Our conclusion is that by the common law a common carrier is in effect an insurer of goods entrusted to it for carriage while the same are in transit, except when the loss occurs by reason of one or the other of the acts above specified, and that the burden of proving that the loss arose from any of those excepted acts rests upon the carrier, even though the shipper accompanies the goods, and that it is only in cases where the shipper, claims that the carrier was negligent in not avoiding or lessening the damage after it had arisen from an act of the shipper that the burden of proof rests upon the shipper to prove such negligence.

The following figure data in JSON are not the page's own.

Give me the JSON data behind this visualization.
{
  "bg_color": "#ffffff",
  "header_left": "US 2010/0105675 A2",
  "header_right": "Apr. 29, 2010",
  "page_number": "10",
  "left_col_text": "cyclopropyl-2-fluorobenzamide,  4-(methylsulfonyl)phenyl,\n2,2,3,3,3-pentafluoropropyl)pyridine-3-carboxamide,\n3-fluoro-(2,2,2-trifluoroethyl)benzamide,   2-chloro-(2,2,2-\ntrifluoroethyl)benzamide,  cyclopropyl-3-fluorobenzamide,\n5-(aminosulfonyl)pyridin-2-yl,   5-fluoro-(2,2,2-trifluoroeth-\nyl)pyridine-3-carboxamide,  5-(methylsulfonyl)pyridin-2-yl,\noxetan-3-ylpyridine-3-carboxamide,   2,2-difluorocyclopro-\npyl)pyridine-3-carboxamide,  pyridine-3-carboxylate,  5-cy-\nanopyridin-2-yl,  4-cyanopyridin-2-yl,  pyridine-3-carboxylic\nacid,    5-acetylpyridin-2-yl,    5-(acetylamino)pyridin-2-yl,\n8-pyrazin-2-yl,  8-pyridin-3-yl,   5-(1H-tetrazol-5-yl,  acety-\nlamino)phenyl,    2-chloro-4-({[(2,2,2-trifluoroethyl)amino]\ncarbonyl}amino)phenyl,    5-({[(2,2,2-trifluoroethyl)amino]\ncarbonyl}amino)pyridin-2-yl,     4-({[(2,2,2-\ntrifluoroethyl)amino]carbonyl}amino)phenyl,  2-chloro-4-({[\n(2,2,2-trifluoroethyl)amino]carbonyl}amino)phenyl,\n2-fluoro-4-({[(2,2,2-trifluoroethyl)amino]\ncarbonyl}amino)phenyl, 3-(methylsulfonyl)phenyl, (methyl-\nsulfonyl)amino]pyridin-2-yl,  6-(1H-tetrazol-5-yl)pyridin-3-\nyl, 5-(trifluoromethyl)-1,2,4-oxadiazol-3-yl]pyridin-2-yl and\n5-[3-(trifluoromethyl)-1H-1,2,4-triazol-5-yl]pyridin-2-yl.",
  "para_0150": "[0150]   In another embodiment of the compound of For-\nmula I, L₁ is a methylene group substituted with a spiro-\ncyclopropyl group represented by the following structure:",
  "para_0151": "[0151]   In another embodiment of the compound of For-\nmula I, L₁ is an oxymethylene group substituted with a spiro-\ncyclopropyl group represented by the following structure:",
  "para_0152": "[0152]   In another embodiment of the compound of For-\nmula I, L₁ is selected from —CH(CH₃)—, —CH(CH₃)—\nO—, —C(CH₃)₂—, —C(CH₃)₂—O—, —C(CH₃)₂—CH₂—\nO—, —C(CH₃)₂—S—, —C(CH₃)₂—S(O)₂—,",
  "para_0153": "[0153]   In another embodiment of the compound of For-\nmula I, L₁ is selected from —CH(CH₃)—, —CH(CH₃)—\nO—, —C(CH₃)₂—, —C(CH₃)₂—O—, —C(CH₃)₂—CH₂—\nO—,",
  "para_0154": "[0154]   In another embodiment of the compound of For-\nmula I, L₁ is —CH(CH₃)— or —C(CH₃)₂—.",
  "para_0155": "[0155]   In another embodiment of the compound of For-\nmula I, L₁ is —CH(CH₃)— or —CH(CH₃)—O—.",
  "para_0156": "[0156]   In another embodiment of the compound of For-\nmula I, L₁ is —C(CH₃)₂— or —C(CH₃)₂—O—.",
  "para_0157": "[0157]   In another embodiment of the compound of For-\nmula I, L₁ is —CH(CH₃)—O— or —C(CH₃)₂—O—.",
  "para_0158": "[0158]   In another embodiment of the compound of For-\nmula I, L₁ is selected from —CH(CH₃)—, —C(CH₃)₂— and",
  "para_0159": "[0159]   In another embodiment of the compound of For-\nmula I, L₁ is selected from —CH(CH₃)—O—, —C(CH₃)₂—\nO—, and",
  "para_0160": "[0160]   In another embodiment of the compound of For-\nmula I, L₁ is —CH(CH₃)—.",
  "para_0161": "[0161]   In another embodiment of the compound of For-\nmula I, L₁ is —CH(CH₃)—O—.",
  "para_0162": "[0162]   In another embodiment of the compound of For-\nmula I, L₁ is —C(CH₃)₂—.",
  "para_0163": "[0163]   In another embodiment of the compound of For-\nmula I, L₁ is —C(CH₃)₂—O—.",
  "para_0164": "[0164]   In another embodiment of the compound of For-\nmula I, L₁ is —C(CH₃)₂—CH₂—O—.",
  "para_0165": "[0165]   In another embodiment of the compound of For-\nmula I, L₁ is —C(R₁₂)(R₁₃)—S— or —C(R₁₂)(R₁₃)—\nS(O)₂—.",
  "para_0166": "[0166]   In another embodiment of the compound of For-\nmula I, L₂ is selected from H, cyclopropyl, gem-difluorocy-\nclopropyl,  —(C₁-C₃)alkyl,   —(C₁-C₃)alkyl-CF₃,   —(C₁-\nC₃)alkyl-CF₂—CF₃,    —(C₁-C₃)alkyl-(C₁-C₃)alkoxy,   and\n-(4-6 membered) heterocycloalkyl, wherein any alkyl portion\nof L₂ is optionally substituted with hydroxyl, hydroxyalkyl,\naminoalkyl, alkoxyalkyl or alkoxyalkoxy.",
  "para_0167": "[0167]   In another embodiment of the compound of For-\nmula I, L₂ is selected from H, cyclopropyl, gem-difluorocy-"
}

Upon the trial of this case both parties, it appears, proceeded upon the theory that, if the loss was caused by the act of the agent of appellees or of Rose in the use of the lantern, that is to say, if the fire originated from the lantern, then such act was indisputably one of negligence. The appellants, as well as *284appellees, requested instructions based upon that theory, and did not specifically or in effect otherwise object to the use of the word “negligent” in appellees’ instructions, as applied to the act of Denton or Rose. They thereby waived any objection thereto on that ground. Choctaw, O. & G. R. Co. v. Hickey, 81 Ark. 579; St. Louis & S. F. R. Co. v. Vaughan, 88 Ark. 138; Little Rock & M. Ry. Co. v. Russell, 88 Ark. 172; Ark. Midland Ry. Co. v. Rambo, 90 Ark. 108. In the light of the manner in which the case was tried, both parties and the jury understood that these instructions in effect stated that the burden of proof rested upon the appellants to show that the loss occurred from an act of the shipper or his agent, whether such act was negligent or not, and that, if the loss did arise from the act of the shipper or his agent, Denton, or of- Rose, whether negligent or not negligent, then appellants were not liable for the loss. We are therefore of the opinion that the court did not err in its rulings upon the instructions.

We have examined the other assignments of error made by appellants, and we do not think that any of them is well founded. Finding no prejudicial error in the trial of the case, the judgment is affirmed.